In theory, the eighteen outside directors have three-year staggered terms, six expiring December 31st of each year. In this case, the FCC is a bit behind. The twelve slots are for Board positions that actually expired at the end of 2013 and 2014, most still filled by the incumbents. From an E-rate perspective, the most important slots up for nominations are:

  1. Two school positions currently filled by Brian Talbott, representing the Association of Educational Service Agencies (“AESA”), and Daniel Domenech, representing the American Association of School Administrators (“AASA”). Both are expected to seek re-nomination. The term of the third school representative, currently held by Julie Tritt Schell, the Pennsylvania State E-rate Coordinator, expires at the end of this year and will apparently be subject to re­-nomination later this year.
  2. The library position is currently unfilled.

Nominations for these positions were previously requested, and are still under consideration. Additional nominations are due by August 17th.
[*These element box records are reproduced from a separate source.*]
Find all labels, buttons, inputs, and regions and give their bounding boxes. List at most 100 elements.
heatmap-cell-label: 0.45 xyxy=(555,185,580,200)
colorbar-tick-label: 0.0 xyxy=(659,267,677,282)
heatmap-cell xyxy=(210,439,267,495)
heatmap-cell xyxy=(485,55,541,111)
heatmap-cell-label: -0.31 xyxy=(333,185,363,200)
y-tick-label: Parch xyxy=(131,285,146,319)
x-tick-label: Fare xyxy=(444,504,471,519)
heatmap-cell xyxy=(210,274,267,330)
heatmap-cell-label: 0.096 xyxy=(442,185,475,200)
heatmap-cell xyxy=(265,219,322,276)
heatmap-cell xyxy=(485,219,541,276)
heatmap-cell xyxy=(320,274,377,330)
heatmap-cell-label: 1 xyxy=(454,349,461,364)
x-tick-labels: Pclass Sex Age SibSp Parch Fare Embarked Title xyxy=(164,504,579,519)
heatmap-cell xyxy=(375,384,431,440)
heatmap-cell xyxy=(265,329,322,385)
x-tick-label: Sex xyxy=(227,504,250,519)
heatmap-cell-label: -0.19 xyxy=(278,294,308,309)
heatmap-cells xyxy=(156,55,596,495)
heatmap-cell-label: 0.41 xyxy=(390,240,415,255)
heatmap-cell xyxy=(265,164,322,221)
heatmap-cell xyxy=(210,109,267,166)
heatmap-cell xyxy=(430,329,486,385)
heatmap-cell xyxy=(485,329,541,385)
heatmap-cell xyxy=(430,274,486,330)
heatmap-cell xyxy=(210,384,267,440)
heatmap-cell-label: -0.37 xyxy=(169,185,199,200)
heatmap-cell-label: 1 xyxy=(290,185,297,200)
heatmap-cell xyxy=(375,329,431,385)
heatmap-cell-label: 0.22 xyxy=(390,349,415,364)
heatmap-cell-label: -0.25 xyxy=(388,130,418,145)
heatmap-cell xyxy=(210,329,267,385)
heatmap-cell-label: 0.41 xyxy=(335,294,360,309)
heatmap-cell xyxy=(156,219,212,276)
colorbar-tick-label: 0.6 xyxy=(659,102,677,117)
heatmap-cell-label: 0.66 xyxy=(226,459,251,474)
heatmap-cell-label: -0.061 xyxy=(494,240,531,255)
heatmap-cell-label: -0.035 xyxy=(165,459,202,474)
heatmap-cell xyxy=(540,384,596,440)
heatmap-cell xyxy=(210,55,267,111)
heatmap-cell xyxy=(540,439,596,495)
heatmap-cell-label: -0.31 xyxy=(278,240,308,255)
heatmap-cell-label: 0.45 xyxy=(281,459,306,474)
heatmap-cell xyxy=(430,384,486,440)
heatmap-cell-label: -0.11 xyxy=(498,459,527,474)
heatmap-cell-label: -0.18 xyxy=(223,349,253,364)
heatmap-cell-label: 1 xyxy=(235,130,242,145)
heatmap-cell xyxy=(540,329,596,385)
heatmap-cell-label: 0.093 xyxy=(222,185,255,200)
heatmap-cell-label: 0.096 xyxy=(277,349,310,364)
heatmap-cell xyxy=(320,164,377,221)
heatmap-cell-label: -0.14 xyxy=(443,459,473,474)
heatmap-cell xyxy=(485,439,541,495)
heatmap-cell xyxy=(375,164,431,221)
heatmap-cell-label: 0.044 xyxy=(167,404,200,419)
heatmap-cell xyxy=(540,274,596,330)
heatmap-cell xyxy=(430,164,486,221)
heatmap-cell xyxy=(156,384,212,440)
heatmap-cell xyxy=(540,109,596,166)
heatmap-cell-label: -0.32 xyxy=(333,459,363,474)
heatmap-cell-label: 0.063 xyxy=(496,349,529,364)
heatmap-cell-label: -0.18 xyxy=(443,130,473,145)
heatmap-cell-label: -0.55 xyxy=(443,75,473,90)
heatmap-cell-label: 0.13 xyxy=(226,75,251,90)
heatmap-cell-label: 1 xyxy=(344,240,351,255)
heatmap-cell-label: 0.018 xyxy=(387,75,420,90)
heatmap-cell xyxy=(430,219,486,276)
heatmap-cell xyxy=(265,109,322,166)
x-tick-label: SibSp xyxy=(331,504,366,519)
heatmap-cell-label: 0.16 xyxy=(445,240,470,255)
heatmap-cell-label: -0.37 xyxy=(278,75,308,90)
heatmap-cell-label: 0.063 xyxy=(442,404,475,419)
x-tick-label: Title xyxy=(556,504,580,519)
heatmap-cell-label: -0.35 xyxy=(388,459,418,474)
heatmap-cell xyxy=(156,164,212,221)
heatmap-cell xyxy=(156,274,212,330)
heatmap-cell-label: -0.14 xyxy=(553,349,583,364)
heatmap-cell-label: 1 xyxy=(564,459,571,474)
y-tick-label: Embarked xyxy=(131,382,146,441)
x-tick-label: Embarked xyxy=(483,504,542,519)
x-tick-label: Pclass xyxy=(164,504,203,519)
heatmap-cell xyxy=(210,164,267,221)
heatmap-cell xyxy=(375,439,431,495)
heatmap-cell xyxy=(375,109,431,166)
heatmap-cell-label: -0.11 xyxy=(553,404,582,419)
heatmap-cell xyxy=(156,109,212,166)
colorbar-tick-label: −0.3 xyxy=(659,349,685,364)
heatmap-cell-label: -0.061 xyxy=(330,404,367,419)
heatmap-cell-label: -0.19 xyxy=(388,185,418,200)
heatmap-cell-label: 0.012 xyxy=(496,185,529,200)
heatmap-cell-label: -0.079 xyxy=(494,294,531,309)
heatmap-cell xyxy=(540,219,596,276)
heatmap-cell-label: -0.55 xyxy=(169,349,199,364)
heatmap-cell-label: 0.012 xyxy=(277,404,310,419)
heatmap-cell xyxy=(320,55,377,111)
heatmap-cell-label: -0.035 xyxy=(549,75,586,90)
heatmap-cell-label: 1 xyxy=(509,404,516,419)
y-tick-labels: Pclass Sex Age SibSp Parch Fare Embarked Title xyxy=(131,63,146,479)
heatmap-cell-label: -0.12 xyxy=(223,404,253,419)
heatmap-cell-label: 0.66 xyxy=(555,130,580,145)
President Obama’s ConnectHome Initiative:

As a companion to the ConnectED program (see our newsletter of June 10, 2013) announced by President Obama in 2013 that, in part, set broadband capacity goals echoed in the FCC’s E-rate 2.0 orders last year, the President announced a new ConnectHome program. The new initiative involves a pilot program designed to support Internet access at home for over 275,000 low-income households. In large part, the new program is designed to address the “Homework Gap” discussed in our newsletter of July 6, 2015. The ConnectHome program will offer “broadband access, technical training, digital literacy programs, and devices for residents in assisted housing units.” 

The S&L News Brief of July 17, 2015, reviewed the tools available for accessing Form 470 data. Access to Form 470 data for FY 2015 or earlier, be it individual Form 470s or database access to broader lists of Form 470s, has long been available on the SLD website. Form 470 data for FY 2016 (for which only a dozen have been filed as of last Thursday), however, had been available only through the EPC portal in a somewhat limited fashion.

Last Friday, USAC added two additional Search Tools to its SLD website providing the capability View an [individual] FCC Form 470 or Download 470 [aggregate] Information for FY 2016. The tool to view an individual Form 470 provides a nicely formatted copy of each form filed, but appears in a list that, in the current format, will quickly become unwieldy.

The download tool, designed primarily for service providers seeking to search numerous Form 470s, is also cumbersome. It produces a ZIP folder that expands into four separate files. To create a single file of aggregate Form 470 data, these files need to be merged based on the Form 470 application numbers. Each file is labeled as a “csv” (comma-separate value), but is actually in a pipe-delimited format that is less Excel-friendly than the more normal comma-delimited format. For instructions on using these files, we suggest referencing online help articles such as “How Can I View a ‘Pipe Delimited’ Excel File In A More Readable Format?